Friday’s stock market had a distinct sense of deja vu about it. Even though it was down overal, I was reminded of the crazy dotcom days in late 1999 when any tech stock could rally 25-50% in a single day!
One of my friend’s subscribes to a stock newsletter. Periodically he gets an email alert informing him when a stock is about to make a significant jump. He often sends them to me and I usually look at them and then ignore them. Yesterday he sent me an email about a China Clean Energy Inc (CCGY.OB).
By the time I got the email, it had already jumped 30% that day, but I really liked the chart. It had retreated about 15% from the highs of the day and looked like it was ready to make a move back up to the $2 range.
This is what the chart that I follow looks like.
The image is bit hard to understand since they’re aren’t any notations on it. The first chart is the intra-day stock price of CCGY.OB for September 28th 2007 using Candlesticks. It also has the bollinger bands and exponential moving average lines.
The 2nd chart with red and blue vertical lines denotes the volumne. The 3rd chart is the Relative Strength Index (or RSI) with oversold and overbought indicators.
The 4th chart is the Moving Average Convergence/Divergence indicator orMACD.
The last chart is the Slow Stochastic.
From these charts I felt that there was sufficient momentum in the stock to carry it higher, despite it having already jumped 30%. I was able to buy in at $1.73 around 12 pm EST (which was 9 am for me) and sure enough it continued higher throughout the day.
It closed the day at the highest price of $2.23, for a stunning 28.9% one day gain! Although the stock was up ~60% for the entire day, I was very happy with my 28%. Made me feel like I was reliving the good old dotcom (or dotbomb) days.

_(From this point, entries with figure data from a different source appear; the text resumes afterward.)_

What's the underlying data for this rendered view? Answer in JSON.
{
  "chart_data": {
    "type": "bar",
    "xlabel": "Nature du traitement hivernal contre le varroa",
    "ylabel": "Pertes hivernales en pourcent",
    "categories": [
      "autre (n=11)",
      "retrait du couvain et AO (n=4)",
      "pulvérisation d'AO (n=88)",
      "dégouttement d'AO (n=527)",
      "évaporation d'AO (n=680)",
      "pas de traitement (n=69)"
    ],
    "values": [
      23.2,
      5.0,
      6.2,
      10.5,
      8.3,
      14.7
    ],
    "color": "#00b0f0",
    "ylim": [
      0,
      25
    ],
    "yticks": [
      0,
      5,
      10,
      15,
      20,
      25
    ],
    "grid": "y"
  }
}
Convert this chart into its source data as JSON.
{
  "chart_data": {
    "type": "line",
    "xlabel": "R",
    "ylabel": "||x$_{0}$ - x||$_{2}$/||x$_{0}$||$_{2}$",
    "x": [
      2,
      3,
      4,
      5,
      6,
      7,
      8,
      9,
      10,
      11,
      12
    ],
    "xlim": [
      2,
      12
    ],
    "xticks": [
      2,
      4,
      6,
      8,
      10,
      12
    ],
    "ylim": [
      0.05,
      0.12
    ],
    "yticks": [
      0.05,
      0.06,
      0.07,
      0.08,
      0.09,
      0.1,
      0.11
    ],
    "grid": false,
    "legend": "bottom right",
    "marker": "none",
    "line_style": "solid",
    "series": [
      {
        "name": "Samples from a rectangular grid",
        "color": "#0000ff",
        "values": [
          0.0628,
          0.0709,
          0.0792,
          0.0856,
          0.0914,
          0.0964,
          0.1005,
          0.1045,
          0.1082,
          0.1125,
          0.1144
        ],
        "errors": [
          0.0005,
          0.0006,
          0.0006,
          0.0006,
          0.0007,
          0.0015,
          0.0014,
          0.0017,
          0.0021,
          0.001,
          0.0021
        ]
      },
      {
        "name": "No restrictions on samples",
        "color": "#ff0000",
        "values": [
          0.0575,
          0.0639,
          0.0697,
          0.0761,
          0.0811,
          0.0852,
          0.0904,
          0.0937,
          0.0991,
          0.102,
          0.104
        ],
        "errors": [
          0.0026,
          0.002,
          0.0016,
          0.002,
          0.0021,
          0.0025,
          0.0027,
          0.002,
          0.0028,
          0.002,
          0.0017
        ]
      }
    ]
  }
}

Here’s a much better daily chart.
Very rarely do I buy stocks based on tips and without looking at any underlying fundamentals. Usually, the newsletters that I subscribe to, will recommend a stock based on good, solid fundamentals and I will use the charts to determine the market sentiment for that stock and a good entry point. Recently, Freight Car America (RAIL) was recommended, but the chart looked terrible and I didn’t buy it. Sure enough it dropped from it’s recommended price of $48 and is now trading at $38. Here what the chart looks like. I’ll wait until the technicals improve before I jump in on that one.
Sometimes this strategy will backfire because some breaking news will come out that will send the stock shooting the opposite direction than expected, but it doesn’t happen often enough. And unexpected news can make value investors look like fools too!
Most traders use some form of technical analysis. Many investors believe that technical analysis is rubbish and doesn’t work, but they probably feel that way because they don’t understand it. Its basically a representation of the current market sentiment based on price and volume action.
Most traders use some from of it and it can get fairly complex. Studies have shown that currency traders use it a lot (or atleast the successful ones!). I’ve attended several currency traders meetup sessions and they all use some sort of technical analysis to trade in and out of their positions. That and proper money management is the key to succesful trading.
I strongly recommend at least learning the basics and deciding for yourself whether to use it or not. Getting Started In Technical Analysis is a really good book that’s fairly easy to read.
If you’re interested in learning about trading, I strongly, strongly recommend Trading for a Living: Psychology, Trading Tactics, Money Management. By far one of the best introductory books on the subjects. You’ll get more out of it than a $5,000 seminar!
If you like to day (or swing) trade, you’ll also enjoy An American Hedge Fund: How I Made $2 Million as a Stock Operator & Created a Hedge Fund. A fascinating story about Timothy Sykes, a college student who made a million dollars day trading and started his own hedge fund.